04.02.2004. Die Berlinale fängt an. Und damit auch unsere Berlinale-Kolumne: Ein kleiner Überblick über das Programm 2004.
Wer braucht schon Nicole Kidman in einem Dior-Kleid, wenn er an der Kinokasse lässig Karten für "Chosun Nam Nyo Sang Yeol Jisa" (Gefährliche Liebschaften), "Maqbool"
(Macbeth) oder
"Akame Shijyuyataki Shinjyumisui" (Akame 48 Wasserfälle) bestellen kann? Das hat Glamour! Am Donnerstag fängt die
54. Berlinale an. Der
Perlentaucher wird das Filmfestival in seiner täglichen Kolumne "Außer Atem" aktuell begleiten. Zu Beginn ein kleiner Überblick.

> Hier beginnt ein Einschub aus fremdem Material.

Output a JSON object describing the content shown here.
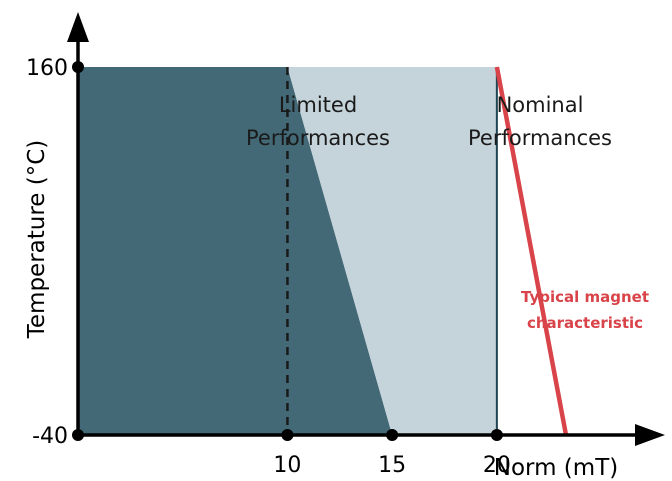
{
  "chart_data": {
    "type": "area",
    "title": "",
    "xlabel": "Norm (mT)",
    "ylabel": "Temperature (°C)",
    "xlim": [
      0,
      26.5
    ],
    "ylim": [
      -40,
      160
    ],
    "xticks": [
      {
        "value": 10,
        "label": "10"
      },
      {
        "value": 15,
        "label": "15"
      },
      {
        "value": 20,
        "label": "20"
      }
    ],
    "yticks": [
      {
        "value": 160,
        "label": "160"
      },
      {
        "value": -40,
        "label": "-40"
      }
    ],
    "regions": [
      {
        "name": "",
        "color": "#436977",
        "points": [
          [
            0,
            -40
          ],
          [
            0,
            160
          ],
          [
            10,
            160
          ],
          [
            15,
            -40
          ]
        ]
      },
      {
        "name": "Limited Performances",
        "label_lines": [
          "Limited",
          "Performances"
        ],
        "color": "#c5d4da",
        "points": [
          [
            10,
            160
          ],
          [
            20,
            160
          ],
          [
            20,
            -40
          ],
          [
            15,
            -40
          ]
        ]
      },
      {
        "name": "Nominal Performances",
        "label_lines": [
          "Nominal",
          "Performances"
        ],
        "color": "#ffffff",
        "points": []
      }
    ],
    "series": [
      {
        "name": "Typical magnet characteristic",
        "label_lines": [
          "Typical magnet",
          "characteristic"
        ],
        "color": "#d8444a",
        "x": [
          20,
          23.3
        ],
        "y": [
          160,
          -40
        ]
      }
    ],
    "reference_lines": [
      {
        "axis": "x",
        "value": 10,
        "style": "dashed",
        "color": "#1a1a1a"
      },
      {
        "axis": "x",
        "value": 20,
        "style": "solid",
        "color": "#1f4452"
      }
    ],
    "marker_points": [
      [
        0,
        160
      ],
      [
        0,
        -40
      ],
      [
        10,
        -40
      ],
      [
        15,
        -40
      ],
      [
        20,
        -40
      ]
    ],
    "axis_color": "#000000"
  }
}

Wettbewerb Berlinale-Leiter
Dieter Kosslick kündigt eine "Repolitisierung des Kinos" an. Schau'n wir mal. Freuen darf man sich auf den Frauenfilm
"20:30:40" (Bild links,
homepage) des taiwanesischen Multitalents
Sylvia Chang, die hier Regie führt und spielt. Ihre Generationengeschichte (der Titel nennt das Alter der drei Protagonistinnen), erzählt von drei Frauen in Taipeh, die von einem anderen Leben träumen. Der zweite asiatische Film,
"Samaria", kommt vom koreanischen Enfant Terrible
Kim Ki-duk (
mehr), der sich mit seinem rüden
"Bad Guy" vor zwei Jahren nicht gerade viele Freunde gemacht hat.

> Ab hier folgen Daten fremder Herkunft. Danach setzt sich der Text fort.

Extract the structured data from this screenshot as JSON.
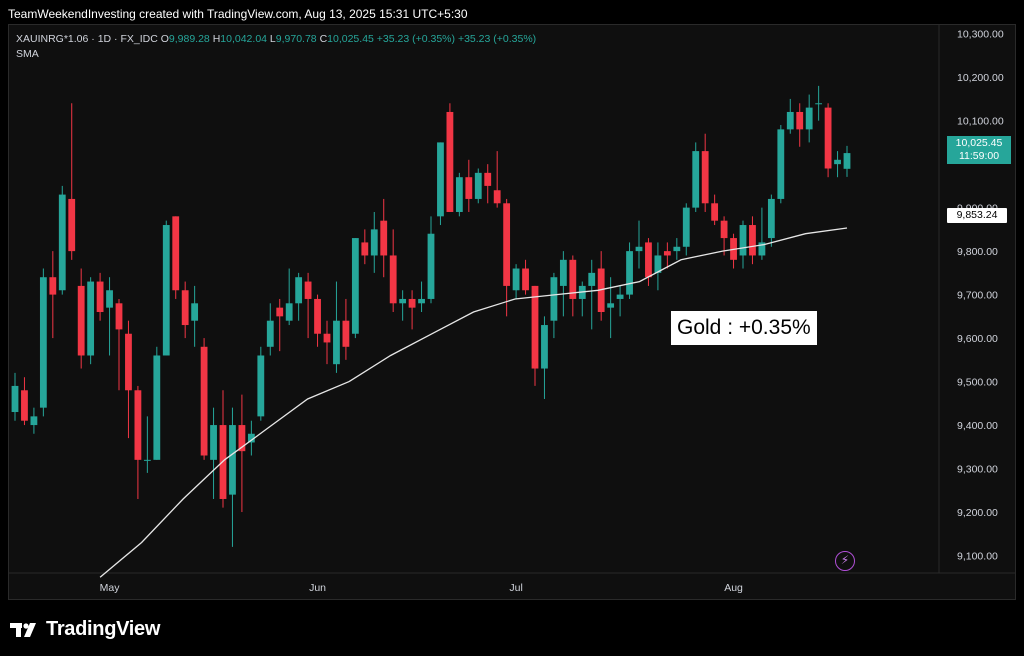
{
  "header": {
    "caption": "TeamWeekendInvesting created with TradingView.com, Aug 13, 2025 15:31 UTC+5:30"
  },
  "legend": {
    "symbol": "XAUINRG*1.06 · 1D · FX_IDC",
    "open_label": "O",
    "open": "9,989.28",
    "high_label": "H",
    "high": "10,042.04",
    "low_label": "L",
    "low": "9,970.78",
    "close_label": "C",
    "close": "10,025.45",
    "change": "+35.23 (+0.35%)",
    "change2": "+35.23 (+0.35%)",
    "indicator": "SMA"
  },
  "price_tag": {
    "value": "10,025.45",
    "countdown": "11:59:00"
  },
  "sma_tag": {
    "value": "9,853.24"
  },
  "annotation": {
    "text": "Gold : +0.35%"
  },
  "footer": {
    "brand": "TradingView"
  },
  "colors": {
    "up": "#26a69a",
    "down": "#f23645",
    "sma": "#e6e6e6",
    "background": "#0f0f0f"
  },
  "icons": {
    "bolt": "lightning-bolt-icon"
  },
  "chart_data": {
    "type": "candlestick",
    "y_axis": {
      "ticks": [
        "10,300.00",
        "10,200.00",
        "10,100.00",
        "9,900.00",
        "9,800.00",
        "9,700.00",
        "9,600.00",
        "9,500.00",
        "9,400.00",
        "9,300.00",
        "9,200.00",
        "9,100.00"
      ],
      "tick_values": [
        10300,
        10200,
        10100,
        9900,
        9800,
        9700,
        9600,
        9500,
        9400,
        9300,
        9200,
        9100
      ],
      "range": [
        9000,
        10320
      ]
    },
    "x_axis": {
      "labels": [
        "May",
        "Jun",
        "Jul",
        "Aug"
      ],
      "label_at": [
        "2025-05-01",
        "2025-06-02",
        "2025-07-01",
        "2025-08-01"
      ]
    },
    "candles": [
      {
        "d": "2025-04-17",
        "o": 9430,
        "h": 9520,
        "l": 9410,
        "c": 9490
      },
      {
        "d": "2025-04-18",
        "o": 9480,
        "h": 9510,
        "l": 9400,
        "c": 9410
      },
      {
        "d": "2025-04-21",
        "o": 9400,
        "h": 9440,
        "l": 9380,
        "c": 9420
      },
      {
        "d": "2025-04-22",
        "o": 9440,
        "h": 9760,
        "l": 9420,
        "c": 9740
      },
      {
        "d": "2025-04-23",
        "o": 9740,
        "h": 9800,
        "l": 9600,
        "c": 9700
      },
      {
        "d": "2025-04-24",
        "o": 9710,
        "h": 9950,
        "l": 9700,
        "c": 9930
      },
      {
        "d": "2025-04-25",
        "o": 9920,
        "h": 10140,
        "l": 9780,
        "c": 9800
      },
      {
        "d": "2025-04-28",
        "o": 9720,
        "h": 9760,
        "l": 9530,
        "c": 9560
      },
      {
        "d": "2025-04-29",
        "o": 9560,
        "h": 9740,
        "l": 9540,
        "c": 9730
      },
      {
        "d": "2025-04-30",
        "o": 9730,
        "h": 9750,
        "l": 9640,
        "c": 9660
      },
      {
        "d": "2025-05-01",
        "o": 9670,
        "h": 9740,
        "l": 9560,
        "c": 9710
      },
      {
        "d": "2025-05-02",
        "o": 9680,
        "h": 9690,
        "l": 9480,
        "c": 9620
      },
      {
        "d": "2025-05-05",
        "o": 9610,
        "h": 9640,
        "l": 9370,
        "c": 9480
      },
      {
        "d": "2025-05-06",
        "o": 9480,
        "h": 9490,
        "l": 9230,
        "c": 9320
      },
      {
        "d": "2025-05-07",
        "o": 9320,
        "h": 9420,
        "l": 9290,
        "c": 9320
      },
      {
        "d": "2025-05-08",
        "o": 9320,
        "h": 9580,
        "l": 9320,
        "c": 9560
      },
      {
        "d": "2025-05-09",
        "o": 9560,
        "h": 9870,
        "l": 9560,
        "c": 9860
      },
      {
        "d": "2025-05-12",
        "o": 9880,
        "h": 9880,
        "l": 9690,
        "c": 9710
      },
      {
        "d": "2025-05-13",
        "o": 9710,
        "h": 9730,
        "l": 9600,
        "c": 9630
      },
      {
        "d": "2025-05-14",
        "o": 9640,
        "h": 9720,
        "l": 9580,
        "c": 9680
      },
      {
        "d": "2025-05-15",
        "o": 9580,
        "h": 9600,
        "l": 9320,
        "c": 9330
      },
      {
        "d": "2025-05-16",
        "o": 9320,
        "h": 9440,
        "l": 9230,
        "c": 9400
      },
      {
        "d": "2025-05-19",
        "o": 9400,
        "h": 9480,
        "l": 9210,
        "c": 9230
      },
      {
        "d": "2025-05-20",
        "o": 9240,
        "h": 9440,
        "l": 9120,
        "c": 9400
      },
      {
        "d": "2025-05-21",
        "o": 9400,
        "h": 9470,
        "l": 9200,
        "c": 9340
      },
      {
        "d": "2025-05-22",
        "o": 9360,
        "h": 9410,
        "l": 9330,
        "c": 9380
      },
      {
        "d": "2025-05-23",
        "o": 9420,
        "h": 9580,
        "l": 9410,
        "c": 9560
      },
      {
        "d": "2025-05-26",
        "o": 9580,
        "h": 9680,
        "l": 9560,
        "c": 9640
      },
      {
        "d": "2025-05-27",
        "o": 9670,
        "h": 9690,
        "l": 9570,
        "c": 9650
      },
      {
        "d": "2025-05-28",
        "o": 9640,
        "h": 9760,
        "l": 9630,
        "c": 9680
      },
      {
        "d": "2025-05-29",
        "o": 9680,
        "h": 9750,
        "l": 9640,
        "c": 9740
      },
      {
        "d": "2025-05-30",
        "o": 9730,
        "h": 9750,
        "l": 9600,
        "c": 9690
      },
      {
        "d": "2025-06-02",
        "o": 9690,
        "h": 9700,
        "l": 9580,
        "c": 9610
      },
      {
        "d": "2025-06-03",
        "o": 9610,
        "h": 9640,
        "l": 9540,
        "c": 9590
      },
      {
        "d": "2025-06-04",
        "o": 9540,
        "h": 9730,
        "l": 9520,
        "c": 9640
      },
      {
        "d": "2025-06-05",
        "o": 9640,
        "h": 9690,
        "l": 9550,
        "c": 9580
      },
      {
        "d": "2025-06-06",
        "o": 9610,
        "h": 9830,
        "l": 9600,
        "c": 9830
      },
      {
        "d": "2025-06-09",
        "o": 9820,
        "h": 9850,
        "l": 9770,
        "c": 9790
      },
      {
        "d": "2025-06-10",
        "o": 9790,
        "h": 9890,
        "l": 9750,
        "c": 9850
      },
      {
        "d": "2025-06-11",
        "o": 9870,
        "h": 9920,
        "l": 9740,
        "c": 9790
      },
      {
        "d": "2025-06-12",
        "o": 9790,
        "h": 9850,
        "l": 9660,
        "c": 9680
      },
      {
        "d": "2025-06-13",
        "o": 9680,
        "h": 9710,
        "l": 9640,
        "c": 9690
      },
      {
        "d": "2025-06-16",
        "o": 9690,
        "h": 9710,
        "l": 9620,
        "c": 9670
      },
      {
        "d": "2025-06-17",
        "o": 9680,
        "h": 9730,
        "l": 9660,
        "c": 9690
      },
      {
        "d": "2025-06-18",
        "o": 9690,
        "h": 9880,
        "l": 9680,
        "c": 9840
      },
      {
        "d": "2025-06-19",
        "o": 9880,
        "h": 10050,
        "l": 9860,
        "c": 10050
      },
      {
        "d": "2025-06-20",
        "o": 10120,
        "h": 10140,
        "l": 9890,
        "c": 9890
      },
      {
        "d": "2025-06-23",
        "o": 9890,
        "h": 9980,
        "l": 9880,
        "c": 9970
      },
      {
        "d": "2025-06-24",
        "o": 9970,
        "h": 10010,
        "l": 9890,
        "c": 9920
      },
      {
        "d": "2025-06-25",
        "o": 9920,
        "h": 9990,
        "l": 9910,
        "c": 9980
      },
      {
        "d": "2025-06-26",
        "o": 9980,
        "h": 10000,
        "l": 9910,
        "c": 9950
      },
      {
        "d": "2025-06-27",
        "o": 9940,
        "h": 10030,
        "l": 9900,
        "c": 9910
      },
      {
        "d": "2025-06-30",
        "o": 9910,
        "h": 9920,
        "l": 9650,
        "c": 9720
      },
      {
        "d": "2025-07-01",
        "o": 9710,
        "h": 9770,
        "l": 9690,
        "c": 9760
      },
      {
        "d": "2025-07-02",
        "o": 9760,
        "h": 9780,
        "l": 9700,
        "c": 9710
      },
      {
        "d": "2025-07-03",
        "o": 9720,
        "h": 9720,
        "l": 9490,
        "c": 9530
      },
      {
        "d": "2025-07-04",
        "o": 9530,
        "h": 9650,
        "l": 9460,
        "c": 9630
      },
      {
        "d": "2025-07-07",
        "o": 9640,
        "h": 9750,
        "l": 9600,
        "c": 9740
      },
      {
        "d": "2025-07-08",
        "o": 9720,
        "h": 9800,
        "l": 9650,
        "c": 9780
      },
      {
        "d": "2025-07-09",
        "o": 9780,
        "h": 9790,
        "l": 9650,
        "c": 9690
      },
      {
        "d": "2025-07-10",
        "o": 9690,
        "h": 9730,
        "l": 9650,
        "c": 9720
      },
      {
        "d": "2025-07-11",
        "o": 9720,
        "h": 9780,
        "l": 9620,
        "c": 9750
      },
      {
        "d": "2025-07-14",
        "o": 9760,
        "h": 9800,
        "l": 9640,
        "c": 9660
      },
      {
        "d": "2025-07-15",
        "o": 9670,
        "h": 9740,
        "l": 9600,
        "c": 9680
      },
      {
        "d": "2025-07-16",
        "o": 9690,
        "h": 9720,
        "l": 9650,
        "c": 9700
      },
      {
        "d": "2025-07-17",
        "o": 9700,
        "h": 9820,
        "l": 9690,
        "c": 9800
      },
      {
        "d": "2025-07-18",
        "o": 9800,
        "h": 9870,
        "l": 9760,
        "c": 9810
      },
      {
        "d": "2025-07-21",
        "o": 9820,
        "h": 9830,
        "l": 9720,
        "c": 9740
      },
      {
        "d": "2025-07-22",
        "o": 9750,
        "h": 9820,
        "l": 9710,
        "c": 9790
      },
      {
        "d": "2025-07-23",
        "o": 9800,
        "h": 9820,
        "l": 9760,
        "c": 9790
      },
      {
        "d": "2025-07-24",
        "o": 9800,
        "h": 9830,
        "l": 9780,
        "c": 9810
      },
      {
        "d": "2025-07-25",
        "o": 9810,
        "h": 9910,
        "l": 9790,
        "c": 9900
      },
      {
        "d": "2025-07-28",
        "o": 9900,
        "h": 10050,
        "l": 9890,
        "c": 10030
      },
      {
        "d": "2025-07-29",
        "o": 10030,
        "h": 10070,
        "l": 9890,
        "c": 9910
      },
      {
        "d": "2025-07-30",
        "o": 9910,
        "h": 9930,
        "l": 9860,
        "c": 9870
      },
      {
        "d": "2025-07-31",
        "o": 9870,
        "h": 9880,
        "l": 9790,
        "c": 9830
      },
      {
        "d": "2025-08-01",
        "o": 9830,
        "h": 9840,
        "l": 9760,
        "c": 9780
      },
      {
        "d": "2025-08-04",
        "o": 9790,
        "h": 9870,
        "l": 9760,
        "c": 9860
      },
      {
        "d": "2025-08-05",
        "o": 9860,
        "h": 9880,
        "l": 9770,
        "c": 9790
      },
      {
        "d": "2025-08-06",
        "o": 9790,
        "h": 9900,
        "l": 9780,
        "c": 9820
      },
      {
        "d": "2025-08-07",
        "o": 9830,
        "h": 9930,
        "l": 9810,
        "c": 9920
      },
      {
        "d": "2025-08-08",
        "o": 9920,
        "h": 10090,
        "l": 9910,
        "c": 10080
      },
      {
        "d": "2025-08-11",
        "o": 10080,
        "h": 10150,
        "l": 10070,
        "c": 10120
      },
      {
        "d": "2025-08-12",
        "o": 10120,
        "h": 10140,
        "l": 10040,
        "c": 10080
      },
      {
        "d": "2025-08-13",
        "o": 10080,
        "h": 10160,
        "l": 10050,
        "c": 10130
      },
      {
        "d": "2025-08-14",
        "o": 10140,
        "h": 10180,
        "l": 10100,
        "c": 10140
      },
      {
        "d": "2025-08-15",
        "o": 10130,
        "h": 10140,
        "l": 9970,
        "c": 9990
      },
      {
        "d": "2025-08-18",
        "o": 10000,
        "h": 10030,
        "l": 9970,
        "c": 10010
      },
      {
        "d": "2025-08-19",
        "o": 9989.28,
        "h": 10042.04,
        "l": 9970.78,
        "c": 10025.45
      }
    ],
    "sma_series": [
      9050,
      9130,
      9230,
      9320,
      9390,
      9460,
      9500,
      9560,
      9610,
      9660,
      9690,
      9700,
      9710,
      9730,
      9780,
      9800,
      9815,
      9840,
      9853.24
    ]
  }
}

Viel Geduld dürfte der erste Teil des großen griechischen
Geschichtsepos (Bild links) von
Theos Angelopoulos dem Publikum abfordern, Politisches aus Südafrika gibt es mit
"Country of my Skull" von
John Boorman, die Hauptrollen spielen
Juliette Binoche und
Samuel L. Jackson - beide mit
Brille. Die Fortsetzung von "Before Sunrise" hat
Richard Linklater mit
"Before Sunset" zu bieten. Neben dem bewährten Sozialisten
Ken Loach (
"Ae Fond Kiss", der Titel stammt übrigens aus einem
Liebeslied von
Robert Burns) finden sich sonst vorwiegend unbeschriebene Blätter aus Italien, Spanien, Dänemark. Wir hoffen auf eine Entdeckung!

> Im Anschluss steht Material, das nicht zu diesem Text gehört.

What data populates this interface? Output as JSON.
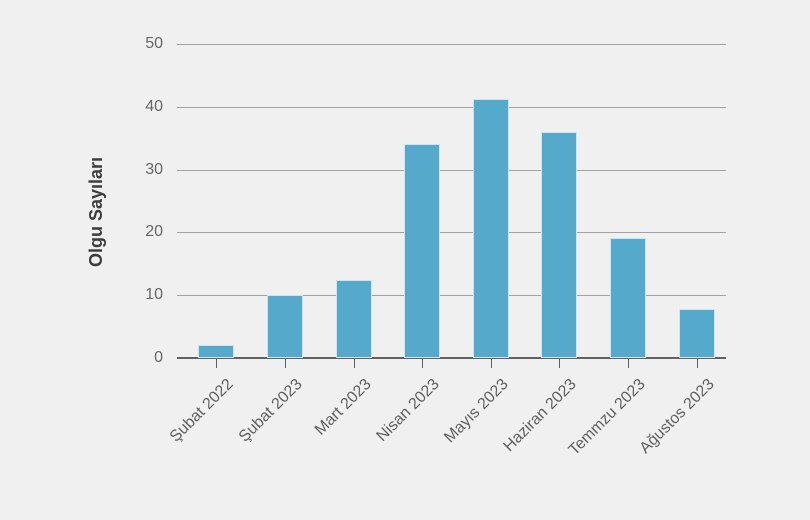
{
  "chart_data": {
    "type": "bar",
    "title": "",
    "xlabel": "",
    "ylabel": "Olgu Sayıları",
    "categories": [
      "Şubat 2022",
      "Şubat 2023",
      "Mart 2023",
      "Nisan 2023",
      "Mayıs 2023",
      "Haziran 2023",
      "Temmzu 2023",
      "Ağustos 2023"
    ],
    "values": [
      2,
      10,
      12.4,
      34.1,
      41.2,
      36,
      19.1,
      7.8
    ],
    "ylim": [
      0,
      50
    ],
    "yticks": [
      0,
      10,
      20,
      30,
      40,
      50
    ],
    "grid": true,
    "legend_position": "none",
    "colors": {
      "background": "#f0f0f0",
      "bar_fill": "#55aacb",
      "bar_edge": "#cfe4ee",
      "gridline": "#a3a3a3",
      "axis_line": "#616161",
      "tick_label": "#676767",
      "x_label": "#5f5f5f",
      "axis_title": "#3d3d3d"
    }
  }
}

Deutschland geht diesmal (nach vieren im ersten, nach dreien im zweiten Kosslick-Jahr) nur mit zwei Filmen ins Rennen.
Romuald Karmakar hat für
"Die Nacht singt ihre Lieder" (Bild links,
homepage) den norwegischen Dramatiker
Jon Fosse von der Berliner Schaubühne, wo man ihn vorzugsweise spielt, ins Kino geholt, nach Berlin-Mitte. Seine weibliche Hauptdarstellerin
Anne Ratte-Polle (
mehr) wird schon im Vorfeld als große Entdeckung gefeiert. Eine explizit gesellschaftspolitische Geschichte aus dem
Immigranten-Milieu gibt es von
Fatih Akin zu sehen ("Gegen die Wand"), der - etwa mit "Im Juli" - bisher ansehnliche Konsensfilme gedreht hat. Den gewiss aufregendsten deutschen Film des Frühjahrs,
Angela Schanelecs "Marseille" - eine spröde Verlorenheitsetüde zwischen Berlin und Marseille -, hat Kosslick dagegen in
Richtung Cannes ziehen lassen.
Nichts zu spüren von der Krise der Filmkunst in
Frankreich: mit drei Beiträgen zum Wettbewerb scheint alles wie immer. Gespannt sein darf man auf das jüngste Werk des ältesten Teilnehmers, den
"Triple Agent" (Bild links) des mittlerweile 83jährigen
Eric Rohmer, der nach dem Ende seines "Jahreszeiten"-Zyklus verblüffende Einzelwerke im historischen Milieu ins Bild setzt. Nach dem Ausflug ins Revolutionszeitalter mit
"Die Lady und der Herzog" erzählt er diesmal eine Spionagegeschichte vor dem Hintergrund des Spanischen Bürgerkriegs.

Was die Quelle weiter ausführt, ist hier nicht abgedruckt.